Много читаю. Танюшка приносит мне книги из города. А сегодня подает толстый почтовый пакет. В нем метрическая выписка, копия свидетельства об окончании педагогического техникума, справка о принадлежности к комсомолу, справка об активном участии в партизанском движении. И все это на имя Ирины Чернышевой.
— Ты — Ирина?
— Да. Это без подделки, настоящее.
— Замечательное имя, — похвалил я.
— Чем это? — удивилась Ирина. — Таких тут кругом десятки, в каждой деревне.

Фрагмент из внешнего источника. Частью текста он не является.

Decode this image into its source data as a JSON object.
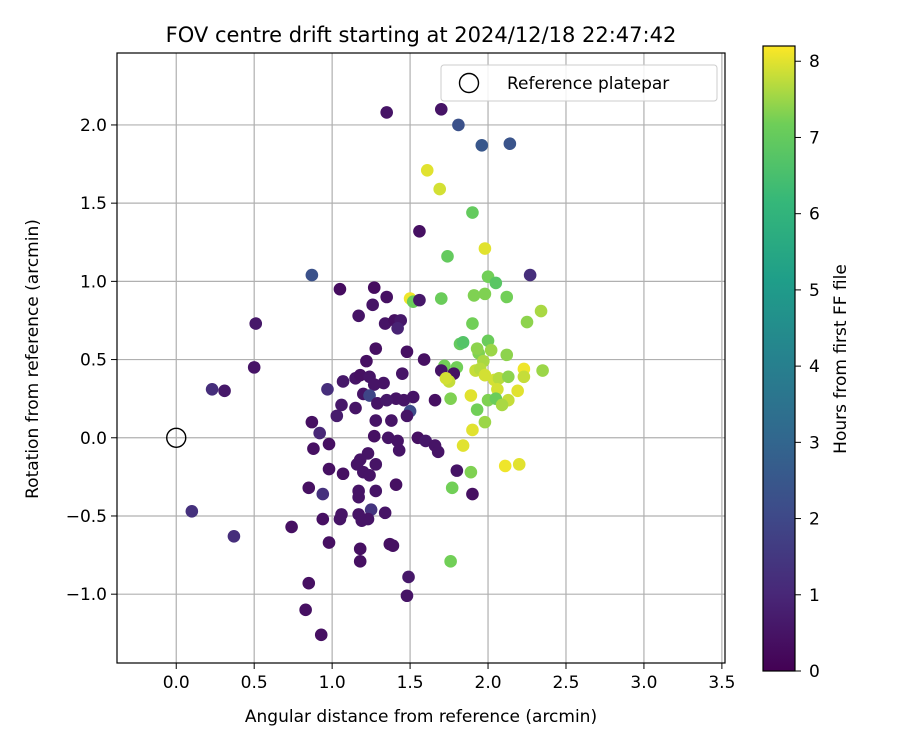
{
  "chart_data": {
    "type": "scatter",
    "title": "FOV centre drift starting at 2024/12/18 22:47:42",
    "xlabel": "Angular distance from reference (arcmin)",
    "ylabel": "Rotation from reference (arcmin)",
    "xlim": [
      -0.38,
      3.52
    ],
    "ylim": [
      -1.44,
      2.46
    ],
    "xticks": [
      0.0,
      0.5,
      1.0,
      1.5,
      2.0,
      2.5,
      3.0,
      3.5
    ],
    "xtick_labels": [
      "0.0",
      "0.5",
      "1.0",
      "1.5",
      "2.0",
      "2.5",
      "3.0",
      "3.5"
    ],
    "yticks": [
      -1.0,
      -0.5,
      0.0,
      0.5,
      1.0,
      1.5,
      2.0
    ],
    "ytick_labels": [
      "−1.0",
      "−0.5",
      "0.0",
      "0.5",
      "1.0",
      "1.5",
      "2.0"
    ],
    "grid": true,
    "legend": {
      "position": "top-right",
      "entries": [
        "Reference platepar"
      ]
    },
    "reference_point": {
      "x": 0.0,
      "y": 0.0,
      "label": "Reference platepar"
    },
    "colorbar": {
      "label": "Hours from first FF file",
      "colormap": "viridis",
      "range": [
        0,
        8.2
      ],
      "ticks": [
        0,
        1,
        2,
        3,
        4,
        5,
        6,
        7,
        8
      ],
      "tick_labels": [
        "0",
        "1",
        "2",
        "3",
        "4",
        "5",
        "6",
        "7",
        "8"
      ]
    },
    "points": [
      {
        "x": 1.35,
        "y": 2.08,
        "c": 0.5
      },
      {
        "x": 1.7,
        "y": 2.1,
        "c": 0.5
      },
      {
        "x": 1.81,
        "y": 2.0,
        "c": 2.3
      },
      {
        "x": 1.96,
        "y": 1.87,
        "c": 2.5
      },
      {
        "x": 2.14,
        "y": 1.88,
        "c": 2.4
      },
      {
        "x": 1.61,
        "y": 1.71,
        "c": 8.0
      },
      {
        "x": 1.69,
        "y": 1.59,
        "c": 7.9
      },
      {
        "x": 1.9,
        "y": 1.44,
        "c": 7.0
      },
      {
        "x": 1.56,
        "y": 1.32,
        "c": 0.4
      },
      {
        "x": 1.98,
        "y": 1.21,
        "c": 8.0
      },
      {
        "x": 1.74,
        "y": 1.16,
        "c": 7.0
      },
      {
        "x": 0.87,
        "y": 1.04,
        "c": 2.3
      },
      {
        "x": 2.27,
        "y": 1.04,
        "c": 1.2
      },
      {
        "x": 2.0,
        "y": 1.03,
        "c": 7.2
      },
      {
        "x": 2.05,
        "y": 0.99,
        "c": 6.8
      },
      {
        "x": 1.05,
        "y": 0.95,
        "c": 0.3
      },
      {
        "x": 1.27,
        "y": 0.96,
        "c": 0.3
      },
      {
        "x": 1.91,
        "y": 0.91,
        "c": 7.3
      },
      {
        "x": 1.98,
        "y": 0.92,
        "c": 7.3
      },
      {
        "x": 2.12,
        "y": 0.9,
        "c": 7.2
      },
      {
        "x": 1.35,
        "y": 0.9,
        "c": 0.4
      },
      {
        "x": 1.5,
        "y": 0.89,
        "c": 8.1
      },
      {
        "x": 1.52,
        "y": 0.87,
        "c": 7.1
      },
      {
        "x": 1.56,
        "y": 0.88,
        "c": 0.6
      },
      {
        "x": 1.7,
        "y": 0.89,
        "c": 7.1
      },
      {
        "x": 1.26,
        "y": 0.85,
        "c": 0.5
      },
      {
        "x": 2.34,
        "y": 0.81,
        "c": 7.6
      },
      {
        "x": 1.17,
        "y": 0.78,
        "c": 0.5
      },
      {
        "x": 0.51,
        "y": 0.73,
        "c": 0.6
      },
      {
        "x": 1.34,
        "y": 0.73,
        "c": 0.5
      },
      {
        "x": 1.4,
        "y": 0.75,
        "c": 0.4
      },
      {
        "x": 1.44,
        "y": 0.75,
        "c": 0.6
      },
      {
        "x": 1.42,
        "y": 0.7,
        "c": 0.9
      },
      {
        "x": 1.9,
        "y": 0.73,
        "c": 7.2
      },
      {
        "x": 2.25,
        "y": 0.74,
        "c": 7.4
      },
      {
        "x": 1.82,
        "y": 0.6,
        "c": 7.0
      },
      {
        "x": 1.84,
        "y": 0.61,
        "c": 6.7
      },
      {
        "x": 2.0,
        "y": 0.62,
        "c": 7.1
      },
      {
        "x": 1.28,
        "y": 0.57,
        "c": 0.4
      },
      {
        "x": 1.48,
        "y": 0.55,
        "c": 0.4
      },
      {
        "x": 1.94,
        "y": 0.54,
        "c": 7.3
      },
      {
        "x": 2.02,
        "y": 0.56,
        "c": 7.5
      },
      {
        "x": 1.93,
        "y": 0.57,
        "c": 7.4
      },
      {
        "x": 2.12,
        "y": 0.53,
        "c": 7.4
      },
      {
        "x": 1.97,
        "y": 0.49,
        "c": 7.6
      },
      {
        "x": 1.22,
        "y": 0.49,
        "c": 0.4
      },
      {
        "x": 1.59,
        "y": 0.5,
        "c": 0.4
      },
      {
        "x": 0.5,
        "y": 0.45,
        "c": 0.5
      },
      {
        "x": 1.72,
        "y": 0.46,
        "c": 7.2
      },
      {
        "x": 1.8,
        "y": 0.45,
        "c": 7.2
      },
      {
        "x": 1.7,
        "y": 0.43,
        "c": 0.5
      },
      {
        "x": 1.78,
        "y": 0.41,
        "c": 0.4
      },
      {
        "x": 1.92,
        "y": 0.43,
        "c": 7.8
      },
      {
        "x": 1.95,
        "y": 0.44,
        "c": 7.7
      },
      {
        "x": 2.35,
        "y": 0.43,
        "c": 7.5
      },
      {
        "x": 2.23,
        "y": 0.44,
        "c": 8.1
      },
      {
        "x": 1.45,
        "y": 0.41,
        "c": 0.5
      },
      {
        "x": 1.98,
        "y": 0.4,
        "c": 7.9
      },
      {
        "x": 2.04,
        "y": 0.37,
        "c": 7.9
      },
      {
        "x": 2.07,
        "y": 0.38,
        "c": 7.7
      },
      {
        "x": 2.23,
        "y": 0.39,
        "c": 7.8
      },
      {
        "x": 2.13,
        "y": 0.39,
        "c": 7.4
      },
      {
        "x": 1.15,
        "y": 0.38,
        "c": 0.5
      },
      {
        "x": 1.18,
        "y": 0.4,
        "c": 0.4
      },
      {
        "x": 1.24,
        "y": 0.39,
        "c": 0.5
      },
      {
        "x": 1.33,
        "y": 0.35,
        "c": 0.5
      },
      {
        "x": 1.27,
        "y": 0.34,
        "c": 0.5
      },
      {
        "x": 1.07,
        "y": 0.36,
        "c": 0.6
      },
      {
        "x": 1.75,
        "y": 0.36,
        "c": 7.8
      },
      {
        "x": 1.73,
        "y": 0.38,
        "c": 7.9
      },
      {
        "x": 0.23,
        "y": 0.31,
        "c": 1.2
      },
      {
        "x": 0.31,
        "y": 0.3,
        "c": 0.6
      },
      {
        "x": 0.97,
        "y": 0.31,
        "c": 1.2
      },
      {
        "x": 2.06,
        "y": 0.31,
        "c": 7.9
      },
      {
        "x": 2.19,
        "y": 0.3,
        "c": 8.0
      },
      {
        "x": 1.2,
        "y": 0.28,
        "c": 0.5
      },
      {
        "x": 1.24,
        "y": 0.27,
        "c": 1.9
      },
      {
        "x": 1.41,
        "y": 0.25,
        "c": 0.5
      },
      {
        "x": 1.46,
        "y": 0.24,
        "c": 0.5
      },
      {
        "x": 1.52,
        "y": 0.26,
        "c": 0.5
      },
      {
        "x": 1.66,
        "y": 0.24,
        "c": 0.4
      },
      {
        "x": 1.89,
        "y": 0.27,
        "c": 8.0
      },
      {
        "x": 2.0,
        "y": 0.24,
        "c": 7.3
      },
      {
        "x": 2.05,
        "y": 0.25,
        "c": 7.1
      },
      {
        "x": 2.13,
        "y": 0.24,
        "c": 7.8
      },
      {
        "x": 2.09,
        "y": 0.21,
        "c": 7.6
      },
      {
        "x": 1.29,
        "y": 0.22,
        "c": 0.5
      },
      {
        "x": 1.35,
        "y": 0.24,
        "c": 0.6
      },
      {
        "x": 1.76,
        "y": 0.25,
        "c": 7.3
      },
      {
        "x": 1.06,
        "y": 0.21,
        "c": 0.6
      },
      {
        "x": 1.15,
        "y": 0.19,
        "c": 0.5
      },
      {
        "x": 1.5,
        "y": 0.17,
        "c": 2.1
      },
      {
        "x": 1.48,
        "y": 0.14,
        "c": 0.5
      },
      {
        "x": 1.28,
        "y": 0.11,
        "c": 0.5
      },
      {
        "x": 1.38,
        "y": 0.11,
        "c": 0.5
      },
      {
        "x": 1.93,
        "y": 0.18,
        "c": 7.2
      },
      {
        "x": 1.03,
        "y": 0.14,
        "c": 0.7
      },
      {
        "x": 0.87,
        "y": 0.1,
        "c": 0.4
      },
      {
        "x": 1.98,
        "y": 0.1,
        "c": 7.5
      },
      {
        "x": 1.9,
        "y": 0.05,
        "c": 8.0
      },
      {
        "x": 0.92,
        "y": 0.03,
        "c": 1.0
      },
      {
        "x": 1.27,
        "y": 0.01,
        "c": 0.4
      },
      {
        "x": 1.36,
        "y": 0.0,
        "c": 0.5
      },
      {
        "x": 1.55,
        "y": 0.0,
        "c": 0.4
      },
      {
        "x": 1.6,
        "y": -0.02,
        "c": 0.6
      },
      {
        "x": 1.42,
        "y": -0.02,
        "c": 0.5
      },
      {
        "x": 0.98,
        "y": -0.04,
        "c": 0.4
      },
      {
        "x": 1.84,
        "y": -0.05,
        "c": 8.0
      },
      {
        "x": 1.66,
        "y": -0.05,
        "c": 0.5
      },
      {
        "x": 1.68,
        "y": -0.09,
        "c": 0.5
      },
      {
        "x": 1.43,
        "y": -0.08,
        "c": 0.5
      },
      {
        "x": 0.88,
        "y": -0.07,
        "c": 0.4
      },
      {
        "x": 1.23,
        "y": -0.1,
        "c": 0.5
      },
      {
        "x": 1.18,
        "y": -0.14,
        "c": 0.5
      },
      {
        "x": 1.16,
        "y": -0.17,
        "c": 0.5
      },
      {
        "x": 1.28,
        "y": -0.17,
        "c": 0.5
      },
      {
        "x": 0.98,
        "y": -0.2,
        "c": 0.4
      },
      {
        "x": 1.07,
        "y": -0.23,
        "c": 0.4
      },
      {
        "x": 1.2,
        "y": -0.22,
        "c": 0.5
      },
      {
        "x": 1.24,
        "y": -0.24,
        "c": 0.5
      },
      {
        "x": 1.8,
        "y": -0.21,
        "c": 0.5
      },
      {
        "x": 1.89,
        "y": -0.22,
        "c": 7.3
      },
      {
        "x": 2.11,
        "y": -0.18,
        "c": 8.1
      },
      {
        "x": 2.2,
        "y": -0.17,
        "c": 8.0
      },
      {
        "x": 1.41,
        "y": -0.3,
        "c": 0.4
      },
      {
        "x": 0.85,
        "y": -0.32,
        "c": 0.4
      },
      {
        "x": 1.77,
        "y": -0.32,
        "c": 7.2
      },
      {
        "x": 1.17,
        "y": -0.34,
        "c": 0.5
      },
      {
        "x": 1.28,
        "y": -0.34,
        "c": 0.5
      },
      {
        "x": 0.94,
        "y": -0.36,
        "c": 1.3
      },
      {
        "x": 1.9,
        "y": -0.36,
        "c": 0.4
      },
      {
        "x": 1.17,
        "y": -0.38,
        "c": 0.5
      },
      {
        "x": 0.1,
        "y": -0.47,
        "c": 1.3
      },
      {
        "x": 1.06,
        "y": -0.49,
        "c": 0.5
      },
      {
        "x": 1.17,
        "y": -0.49,
        "c": 0.5
      },
      {
        "x": 1.25,
        "y": -0.46,
        "c": 1.4
      },
      {
        "x": 1.34,
        "y": -0.48,
        "c": 0.5
      },
      {
        "x": 0.94,
        "y": -0.52,
        "c": 0.4
      },
      {
        "x": 1.05,
        "y": -0.52,
        "c": 0.5
      },
      {
        "x": 1.19,
        "y": -0.53,
        "c": 0.5
      },
      {
        "x": 1.23,
        "y": -0.52,
        "c": 0.5
      },
      {
        "x": 0.74,
        "y": -0.57,
        "c": 0.4
      },
      {
        "x": 0.37,
        "y": -0.63,
        "c": 1.2
      },
      {
        "x": 0.98,
        "y": -0.67,
        "c": 0.4
      },
      {
        "x": 1.18,
        "y": -0.71,
        "c": 0.4
      },
      {
        "x": 1.37,
        "y": -0.68,
        "c": 0.4
      },
      {
        "x": 1.39,
        "y": -0.69,
        "c": 0.4
      },
      {
        "x": 1.76,
        "y": -0.79,
        "c": 7.2
      },
      {
        "x": 1.18,
        "y": -0.79,
        "c": 0.4
      },
      {
        "x": 1.49,
        "y": -0.89,
        "c": 0.6
      },
      {
        "x": 0.85,
        "y": -0.93,
        "c": 0.4
      },
      {
        "x": 1.48,
        "y": -1.01,
        "c": 0.5
      },
      {
        "x": 0.83,
        "y": -1.1,
        "c": 0.4
      },
      {
        "x": 0.93,
        "y": -1.26,
        "c": 0.4
      }
    ]
  }
}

— Вот и замечательно. Ирина по-русски значит мир.
— А Виктор тоже со значением?
— Победитель.
Ирина начала называть имена, я переводил их на русский язык: Анастасия, Настёнка — воскресшая, Валентина — забыл, Федор, Федька — божий дар.
В Чижах у бабушки есть старинный, дореволюционный календарь, где все имена перечислены со значением. Мы с Федькой иногда устраивали такую забаву — начинали кликать мальчишек и девчонок по-русски: моего надоедливого братца Даньку — «Эй ты, судья божий», соседского Алешку-лентяя — «Ну, ты, помощник», всех Матрешек — «госпожами». Получалось интересно, смешно. Я тогда знал много имен на память, а теперь забыл почти все.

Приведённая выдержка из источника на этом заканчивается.